Possible Duplicate:
Rounding Number to 2 Decimal Places in C
I have not found a function with a signature double round(double d, int digits) like here in c.
When i try to build i get a error:
error: too many arguments to function 'round'
How can I round in C with N digits after the decimal point?

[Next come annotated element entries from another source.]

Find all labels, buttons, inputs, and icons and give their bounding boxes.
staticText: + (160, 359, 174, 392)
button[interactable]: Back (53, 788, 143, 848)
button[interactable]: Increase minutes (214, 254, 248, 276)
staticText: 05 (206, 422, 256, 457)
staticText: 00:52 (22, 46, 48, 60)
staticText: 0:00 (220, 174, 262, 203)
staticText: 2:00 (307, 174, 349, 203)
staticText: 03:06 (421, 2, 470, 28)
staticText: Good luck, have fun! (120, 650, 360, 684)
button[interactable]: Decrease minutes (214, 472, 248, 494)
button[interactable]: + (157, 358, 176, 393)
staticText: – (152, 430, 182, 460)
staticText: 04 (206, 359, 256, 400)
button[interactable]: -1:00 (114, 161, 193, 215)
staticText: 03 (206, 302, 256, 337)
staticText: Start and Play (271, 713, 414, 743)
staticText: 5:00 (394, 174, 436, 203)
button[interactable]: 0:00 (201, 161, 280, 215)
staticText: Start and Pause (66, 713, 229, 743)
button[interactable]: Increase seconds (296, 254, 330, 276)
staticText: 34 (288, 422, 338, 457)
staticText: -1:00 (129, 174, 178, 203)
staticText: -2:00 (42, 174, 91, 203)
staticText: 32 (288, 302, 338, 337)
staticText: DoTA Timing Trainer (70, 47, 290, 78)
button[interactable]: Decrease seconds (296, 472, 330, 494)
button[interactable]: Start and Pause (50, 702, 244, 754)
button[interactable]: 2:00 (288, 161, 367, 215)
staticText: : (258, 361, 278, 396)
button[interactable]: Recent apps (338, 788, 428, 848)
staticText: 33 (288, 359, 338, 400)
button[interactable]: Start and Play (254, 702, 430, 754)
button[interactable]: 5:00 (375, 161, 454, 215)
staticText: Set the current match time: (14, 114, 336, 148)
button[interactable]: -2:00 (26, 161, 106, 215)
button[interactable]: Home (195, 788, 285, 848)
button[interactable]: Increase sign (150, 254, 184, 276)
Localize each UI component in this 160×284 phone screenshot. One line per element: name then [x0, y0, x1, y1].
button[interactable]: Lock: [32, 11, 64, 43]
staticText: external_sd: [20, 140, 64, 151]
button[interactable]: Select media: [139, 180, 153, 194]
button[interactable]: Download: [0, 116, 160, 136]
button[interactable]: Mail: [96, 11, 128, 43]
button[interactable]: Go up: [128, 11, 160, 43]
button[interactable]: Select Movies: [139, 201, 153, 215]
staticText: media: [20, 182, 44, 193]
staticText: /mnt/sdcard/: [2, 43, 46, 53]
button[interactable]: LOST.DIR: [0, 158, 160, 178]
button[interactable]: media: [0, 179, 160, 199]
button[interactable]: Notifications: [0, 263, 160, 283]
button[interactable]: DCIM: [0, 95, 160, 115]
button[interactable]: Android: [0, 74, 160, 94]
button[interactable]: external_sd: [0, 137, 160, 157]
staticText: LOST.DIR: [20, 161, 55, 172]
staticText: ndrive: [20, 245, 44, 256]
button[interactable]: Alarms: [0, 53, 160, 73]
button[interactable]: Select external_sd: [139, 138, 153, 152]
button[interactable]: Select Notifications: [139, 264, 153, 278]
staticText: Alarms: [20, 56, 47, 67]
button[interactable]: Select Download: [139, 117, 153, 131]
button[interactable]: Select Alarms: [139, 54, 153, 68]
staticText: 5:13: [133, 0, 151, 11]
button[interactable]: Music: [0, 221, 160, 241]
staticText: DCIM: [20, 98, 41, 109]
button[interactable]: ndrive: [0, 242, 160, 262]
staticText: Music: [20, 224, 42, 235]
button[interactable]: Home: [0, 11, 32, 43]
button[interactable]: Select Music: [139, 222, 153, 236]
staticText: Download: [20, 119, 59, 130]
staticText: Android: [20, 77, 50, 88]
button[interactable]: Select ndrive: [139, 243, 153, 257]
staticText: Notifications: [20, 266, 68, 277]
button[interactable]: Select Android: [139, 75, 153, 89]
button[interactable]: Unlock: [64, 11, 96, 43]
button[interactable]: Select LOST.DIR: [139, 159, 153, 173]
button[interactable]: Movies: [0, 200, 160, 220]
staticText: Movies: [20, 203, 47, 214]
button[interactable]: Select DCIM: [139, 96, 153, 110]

Using recursion (which is going to be slow for some values of digits)
#include <math.h>
double my_round(double x, unsigned int digits) {
if (digits > 0) {
return my_round(x*10.0, digits-1)/10.0;
}
else {
return round(x);
}
}
A method likely to be somewhat faster, but which relies on a single call to the slow pow function:
#include <math.h>
double my_round(double x, unsigned int digits) {
double fac = pow(10, digits);
return round(x*fac)/fac;
}
An even faster method is to precompute a lookup table with the likely powers and use that instead of pow.
#include <math.h>
double fac[]; // population of this is left as an exercise for the reader
double my_round(double x, unsigned int digits) {
return round(x*fac[digits])/fac[digits];
}
Whilst "answerd" gives a decent answer, here's one that works for arbitrarily large numbers:
double round1(double num, int N) {
ASSERT(N > 0);
double p10 = pow(10,N);
return round(num* p10) / p10;
}
Of course, as stated, floating point numbers don't have a set number of decimal digits, and this is NOT guaranteed to PRINT as 3.70000 if you call printf("%8.5f", round1(3.7519, 1)); for example.
here's a (very) simple function,
double round1(double num, int N) {
int temp=(int) num*pow(10,N);
double roundedN= temp/pow(10,N);
return roundedN;
}
In C standard, such function does not exist. Anyway, you can write your own.
#include <math.h>
/* Round `n` with `c` digits after decimal point. */
double nround (double n, unsigned int c)
{
double marge = pow (10, c);
double up = n * marge;
double ret = round (up) / marge;
return ret;
}
See also the comments above about floating points "decimal point".